2. Each member of the Security Council shall have one representative.
All references to permanent members of the Security Council found in any of the articles of the Charter to be eliminated.
V. In conformity with Article 23 (as revised), Paragraph 2 of Article 27 shall read:
Decisions of the Security Council shall be made by an affirmative vote of seven members; provided that in decisions made under Chapter VI, and under Paragraph 3 of Article 52, a party to the dispute shall abstain from voting.
Paragraph 3 of Article 27 to be eliminated. – from the Baha’i International Community’s recommendations to the 1955 United Nations Charter Revision Conference.

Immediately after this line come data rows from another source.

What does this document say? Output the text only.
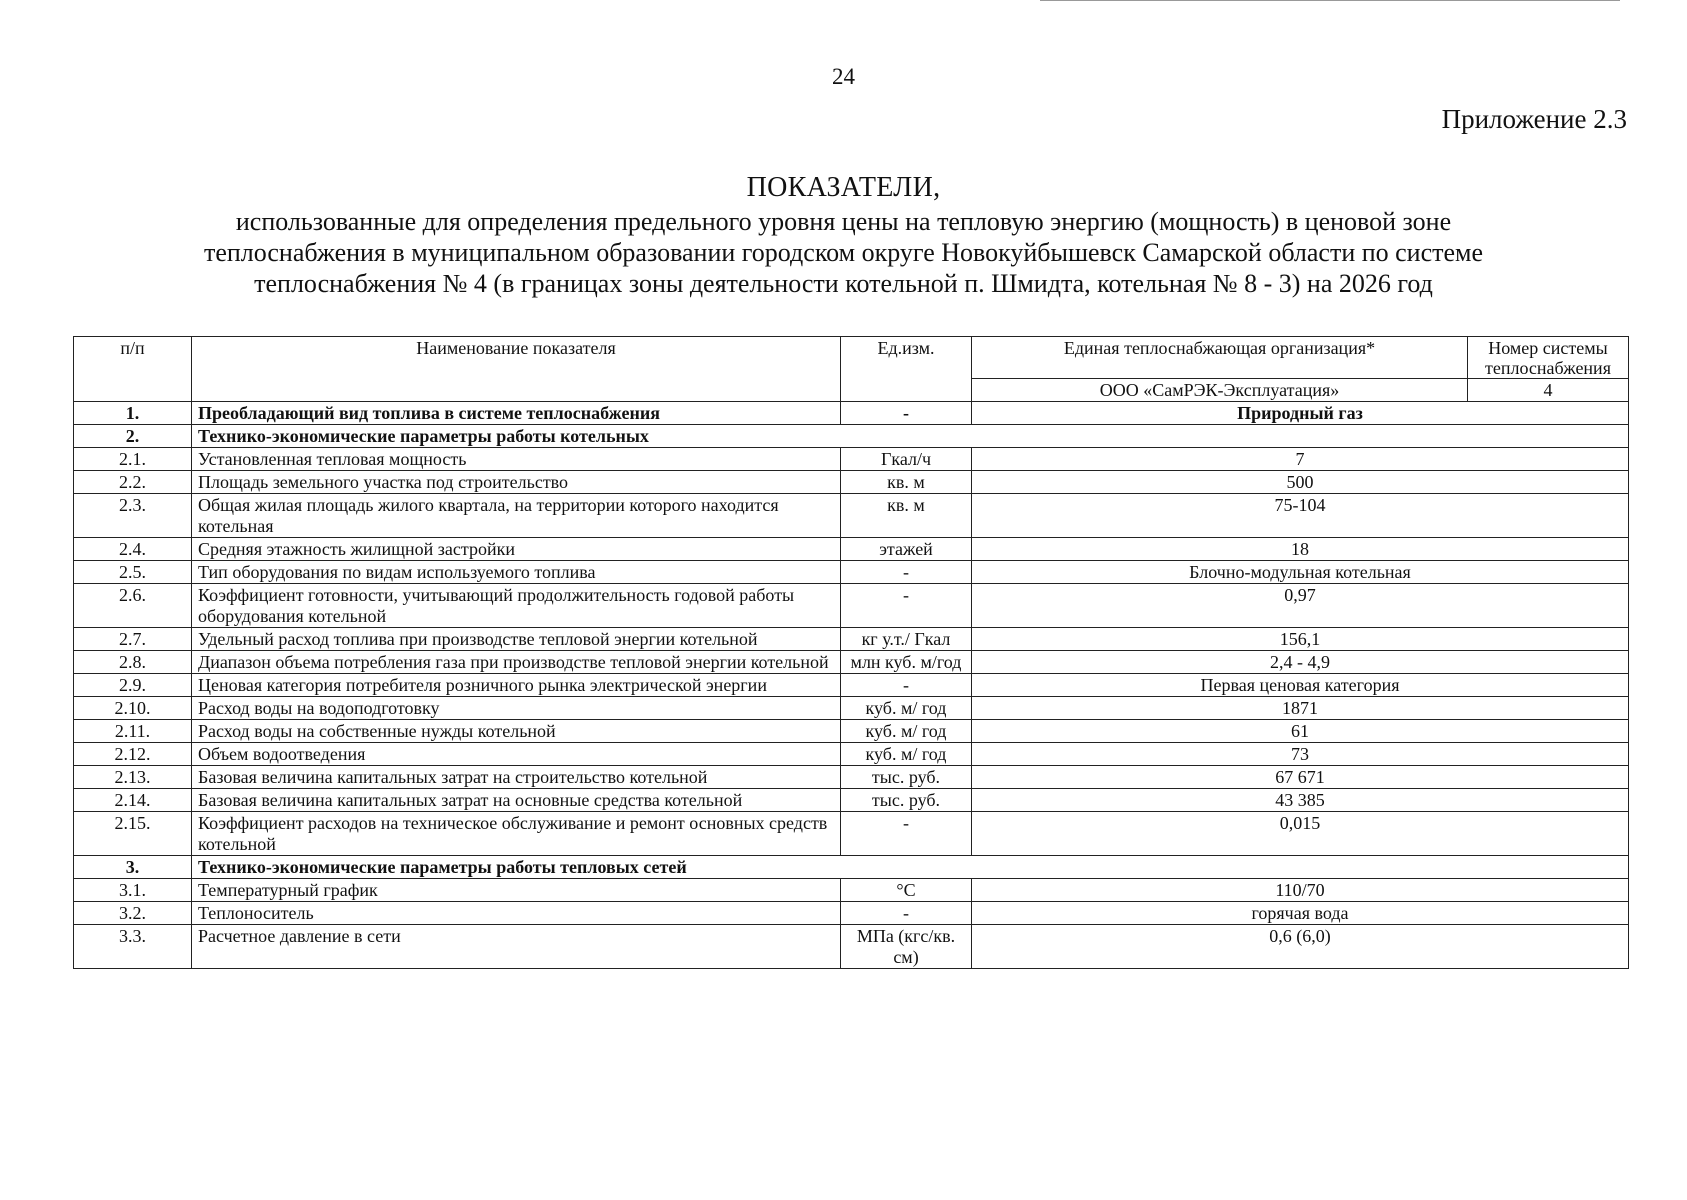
24
Приложение 2.3
ПОКАЗАТЕЛИ,
использованные для определения предельного уровня цены на тепловую энергию (мощность) в ценовой зоне
теплоснабжения в муниципальном образовании городском округе Новокуйбышевск Самарской области по системе
теплоснабжения № 4 (в границах зоны деятельности котельной п. Шмидта, котельная № 8 - 3) на 2026 год
п/п	Наименование показателя	Ед.изм.	Единая теплоснабжающая организация*	Номер системы теплоснабжения
			ООО «СамРЭК-Эксплуатация»	4
1.	Преобладающий вид топлива в системе теплоснабжения	-	Природный газ	
2.	Технико-экономические параметры работы котельных			
2.1.	Установленная тепловая мощность	Гкал/ч	7	
2.2.	Площадь земельного участка под строительство	кв. м	500	
2.3.	Общая жилая площадь жилого квартала, на территории которого находится котельная	кв. м	75-104	
2.4.	Средняя этажность жилищной застройки	этажей	18	
2.5.	Тип оборудования по видам используемого топлива	-	Блочно-модульная котельная	
2.6.	Коэффициент готовности, учитывающий продолжительность годовой работы оборудования котельной	-	0,97	
2.7.	Удельный расход топлива при производстве тепловой энергии котельной	кг у.т./ Гкал	156,1	
2.8.	Диапазон объема потребления газа при производстве тепловой энергии котельной	млн куб. м/год	2,4 - 4,9	
2.9.	Ценовая категория потребителя розничного рынка электрической энергии	-	Первая ценовая категория	
2.10.	Расход воды на водоподготовку	куб. м/ год	1871	
2.11.	Расход воды на собственные нужды котельной	куб. м/ год	61	
2.12.	Объем водоотведения	куб. м/ год	73	
2.13.	Базовая величина капитальных затрат на строительство котельной	тыс. руб.	67 671	
2.14.	Базовая величина капитальных затрат на основные средства котельной	тыс. руб.	43 385	
2.15.	Коэффициент расходов на техническое обслуживание и ремонт основных средств котельной	-	0,015	
3.	Технико-экономические параметры работы тепловых сетей			
3.1.	Температурный график	°С	110/70	
3.2.	Теплоноситель	-	горячая вода	
3.3.	Расчетное давление в сети	МПа (кгс/кв. см)	0,6 (6,0)	
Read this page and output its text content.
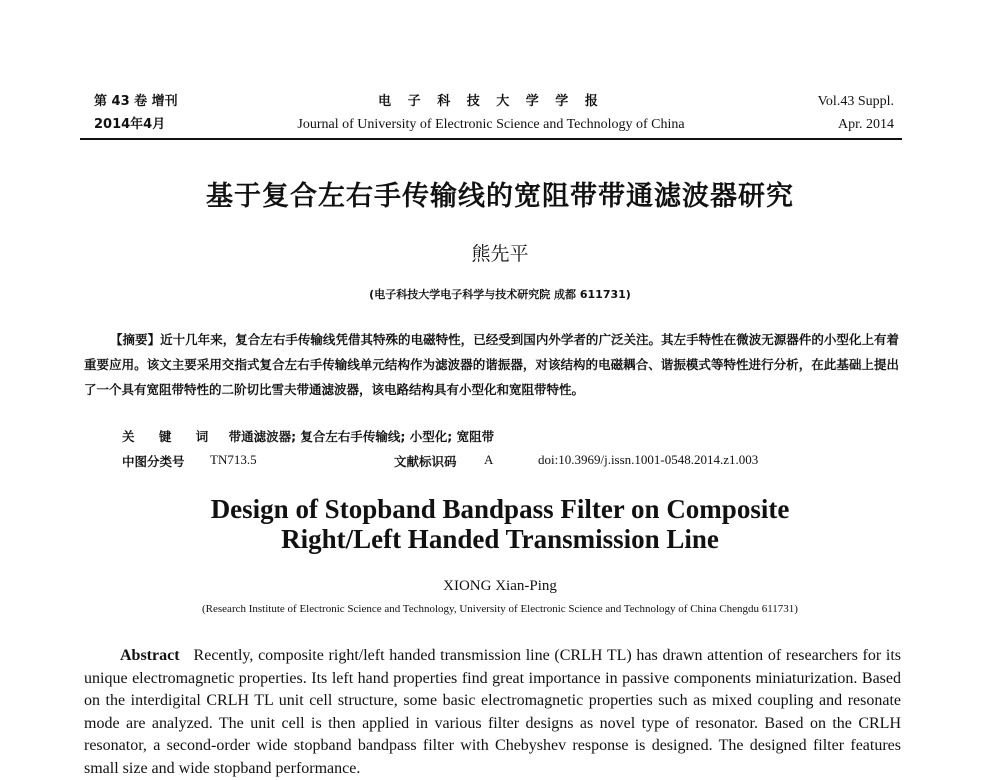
第 43 卷 增刊	电 子 科 技 大 学 学 报	Vol.43 Suppl.
2014年4月	Journal of University of Electronic Science and Technology of China	Apr. 2014
基于复合左右手传输线的宽阻带带通滤波器研究
熊先平
(电子科技大学电子科学与技术研究院 成都 611731)
【摘要】近十几年来，复合左右手传输线凭借其特殊的电磁特性，已经受到国内外学者的广泛关注。其左手特性在微波无源器件的小型化上有着重要应用。该文主要采用交指式复合左右手传输线单元结构作为滤波器的谐振器，对该结构的电磁耦合、谐振模式等特性进行分析，在此基础上提出了一个具有宽阻带特性的二阶切比雪夫带通滤波器，该电路结构具有小型化和宽阻带特性。
关 键 词 带通滤波器; 复合左右手传输线; 小型化; 宽阻带
中图分类号 TN713.5	文献标识码 A	doi:10.3969/j.issn.1001-0548.2014.z1.003
Design of Stopband Bandpass Filter on Composite
Right/Left Handed Transmission Line
XIONG Xian-Ping
(Research Institute of Electronic Science and Technology, University of Electronic Science and Technology of China Chengdu 611731)
Abstract Recently, composite right/left handed transmission line (CRLH TL) has drawn attention of researchers for its unique electromagnetic properties. Its left hand properties find great importance in passive components miniaturization. Based on the interdigital CRLH TL unit cell structure, some basic electromagnetic properties such as mixed coupling and resonate mode are analyzed. The unit cell is then applied in various filter designs as novel type of resonator. Based on the CRLH resonator, a second-order wide stopband bandpass filter with Chebyshev response is designed. The designed filter features small size and wide stopband performance.
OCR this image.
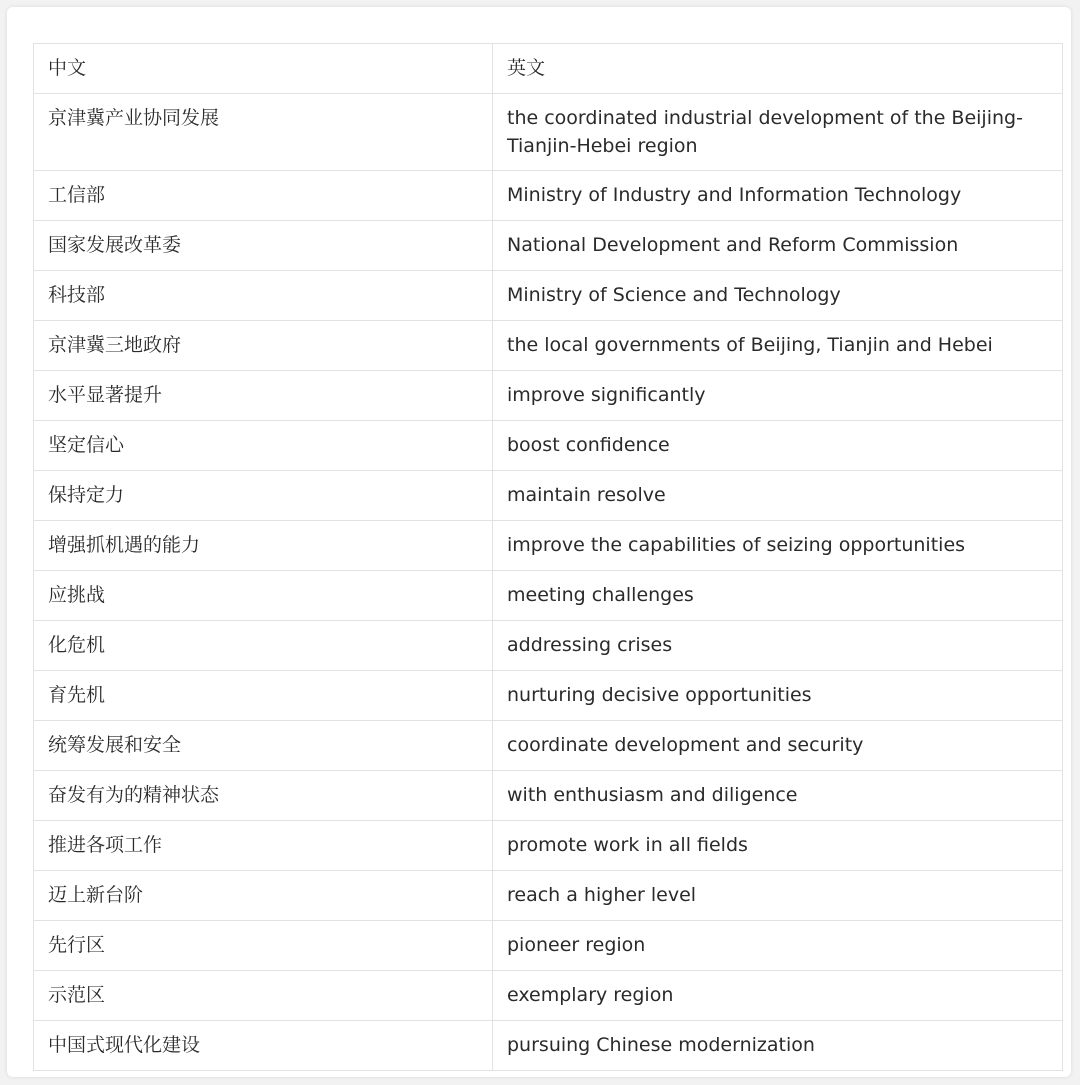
中文	英文
京津冀产业协同发展	the coordinated industrial development of the Beijing-Tianjin-Hebei region
工信部	Ministry of Industry and Information Technology
国家发展改革委	National Development and Reform Commission
科技部	Ministry of Science and Technology
京津冀三地政府	the local governments of Beijing, Tianjin and Hebei
水平显著提升	improve significantly
坚定信心	boost confidence
保持定力	maintain resolve
增强抓机遇的能力	improve the capabilities of seizing opportunities
应挑战	meeting challenges
化危机	addressing crises
育先机	nurturing decisive opportunities
统筹发展和安全	coordinate development and security
奋发有为的精神状态	with enthusiasm and diligence
推进各项工作	promote work in all fields
迈上新台阶	reach a higher level
先行区	pioneer region
示范区	exemplary region
中国式现代化建设	pursuing Chinese modernization
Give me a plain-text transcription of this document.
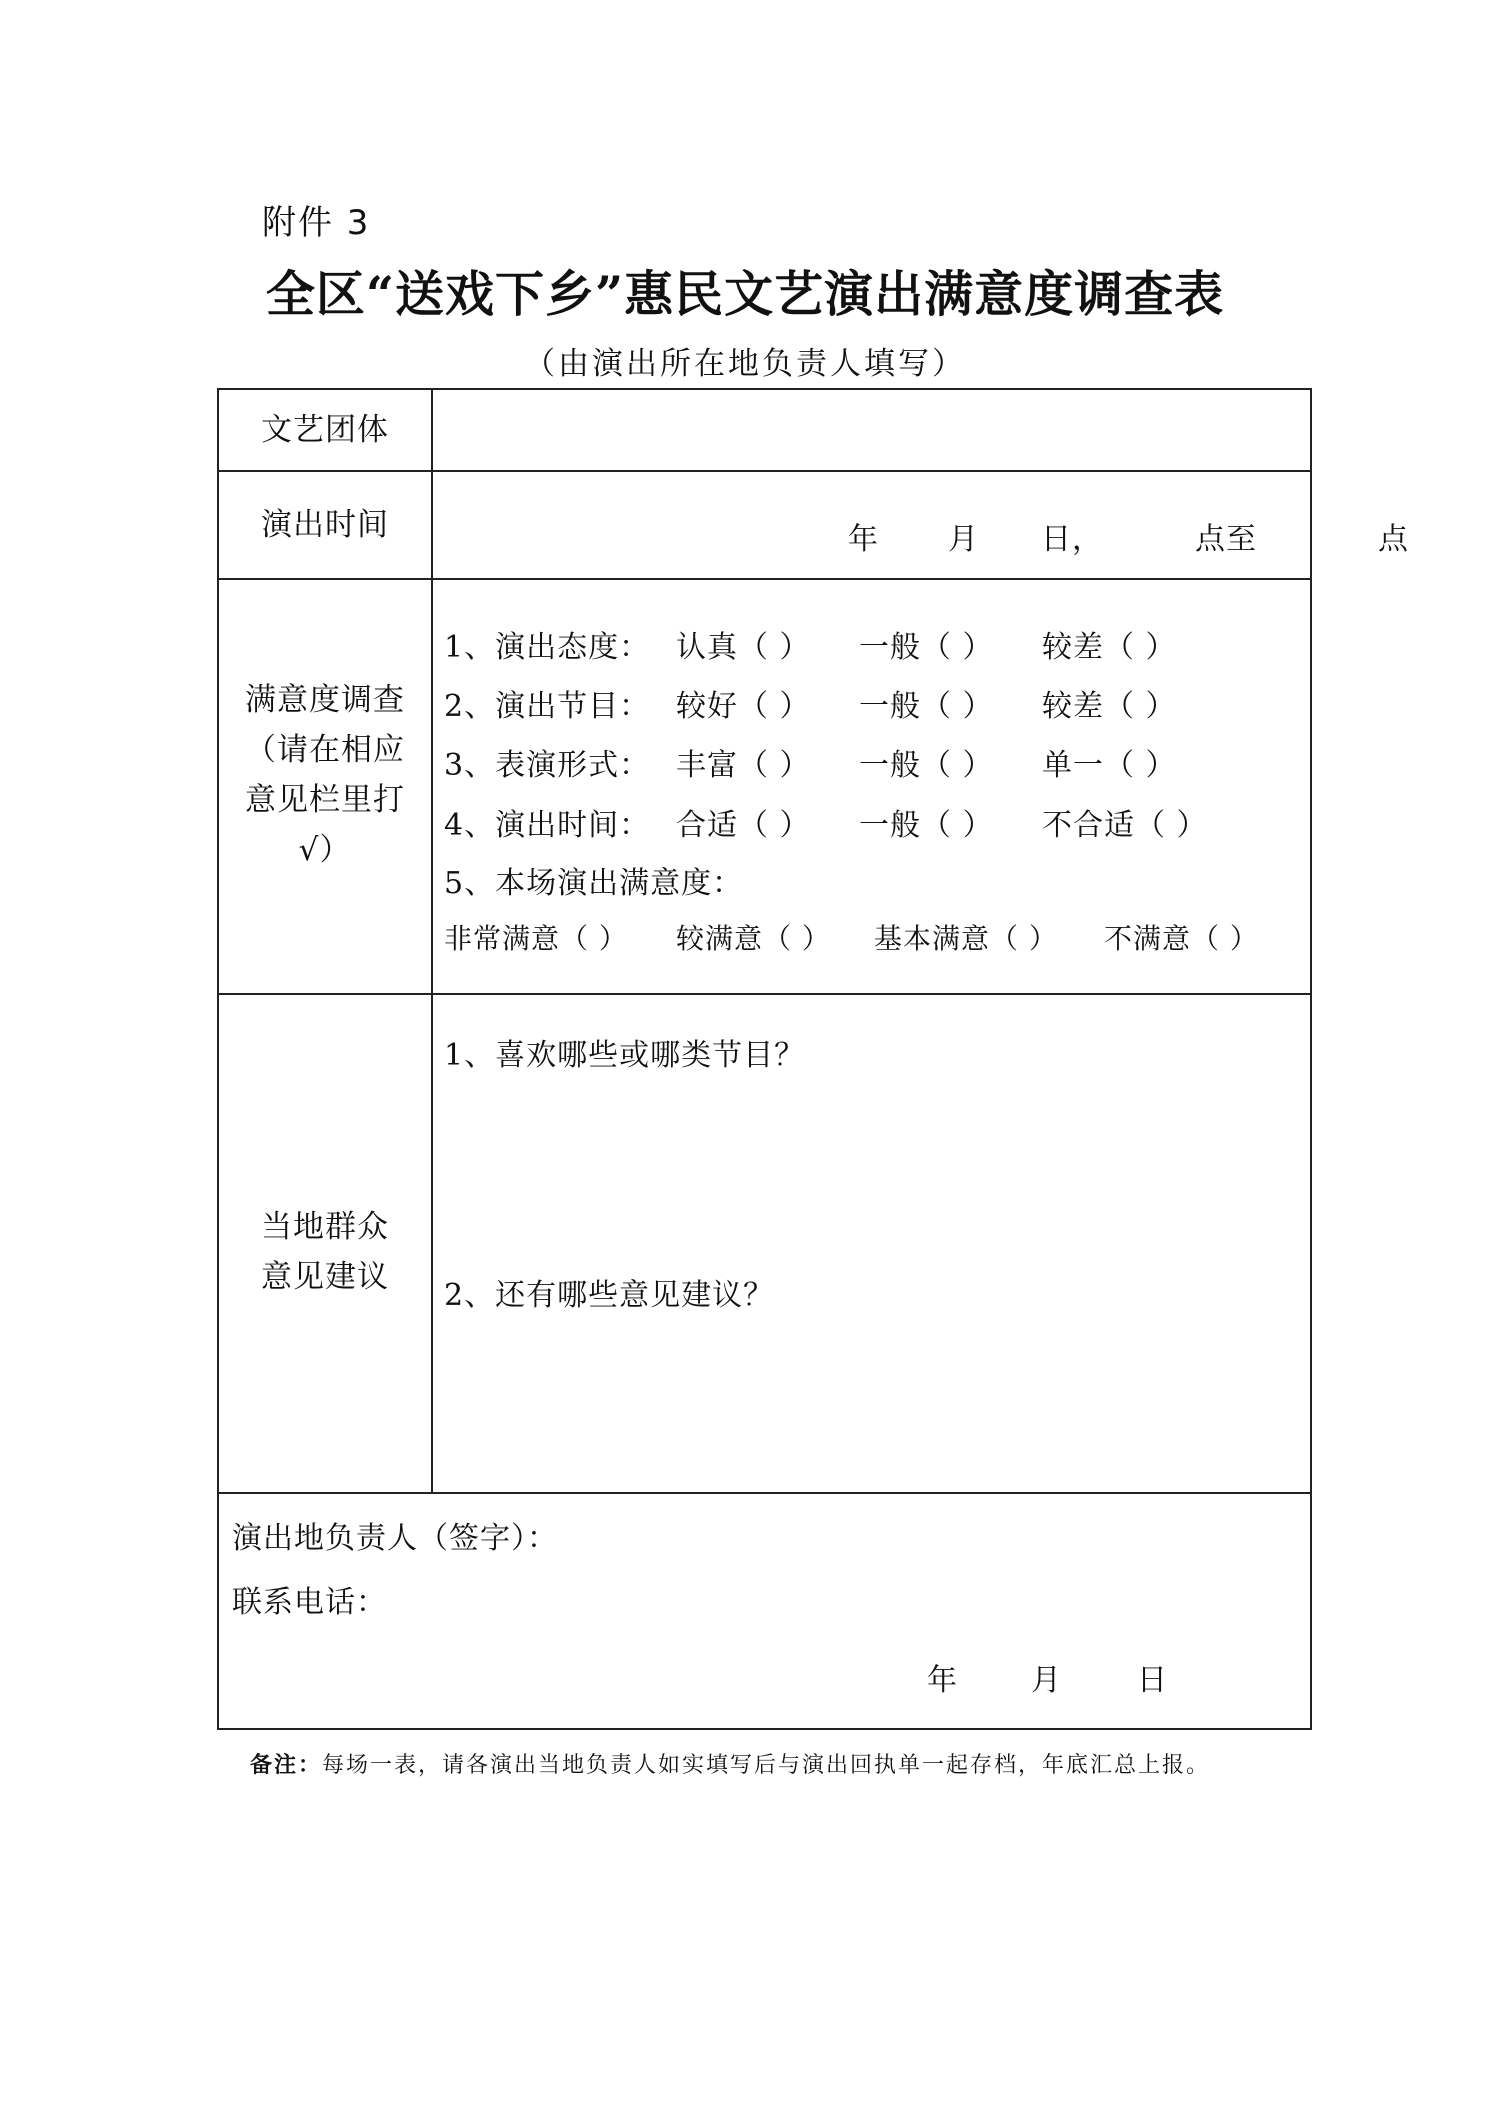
附件 3
全区“送戏下乡”惠民文艺演出满意度调查表
（由演出所在地负责人填写）
文艺团体
演出时间	年 月 日，	点至	点
满意度调查
（请在相应
意见栏里打
√）
1、演出态度： 认真（ ） 一般（ ） 较差（ ）
2、演出节目： 较好（ ） 一般（ ） 较差（ ）
3、表演形式： 丰富（ ） 一般（ ） 单一（ ）
4、演出时间： 合适（ ） 一般（ ） 不合适（ ）
5、本场演出满意度：
非常满意（ ） 较满意（ ） 基本满意（ ） 不满意（ ）
当地群众
意见建议
1、喜欢哪些或哪类节目？
2、还有哪些意见建议？
演出地负责人（签字）：
联系电话：
年 月	日
备注：每场一表，请各演出当地负责人如实填写后与演出回执单一起存档，年底汇总上报。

These recommendations—which call for the elimination of the five permanent members of the Security Council; replacing them with a freely-elected leadership body with a limited term of two years; and substituting the single-nation Security Council veto power with a supermajority vote for all decisions—would radically change the United Nations, making it truly representative of the world at large.
That change, consonant with the Baha’i call for a democratic, global Parliament of Man, would re-create the UN as a voice for all humanity, a supreme tribunal with the power to establish peace and justice:
From among these people the members of the Supreme Tribunal will be elected, and all mankind will thus have a share therein, for every one of these delegates is fully representative of his nation. When the Supreme Tribunal gives a ruling on any international question, either unanimously or by majority rule, there will no longer be any pretext for the plaintiff or ground of objection for the defendant. In case any of the governments or nations, in the execution of the irrefutable decision of the Supreme Tribunal, be negligent or dilatory, the rest of the nations will rise up against it, because all the governments and nations of the world are the supporters of this Supreme Tribunal. – Abdu’l-Baha, Selections from the Writings of Abdu’l-Baha, pp. 306-307.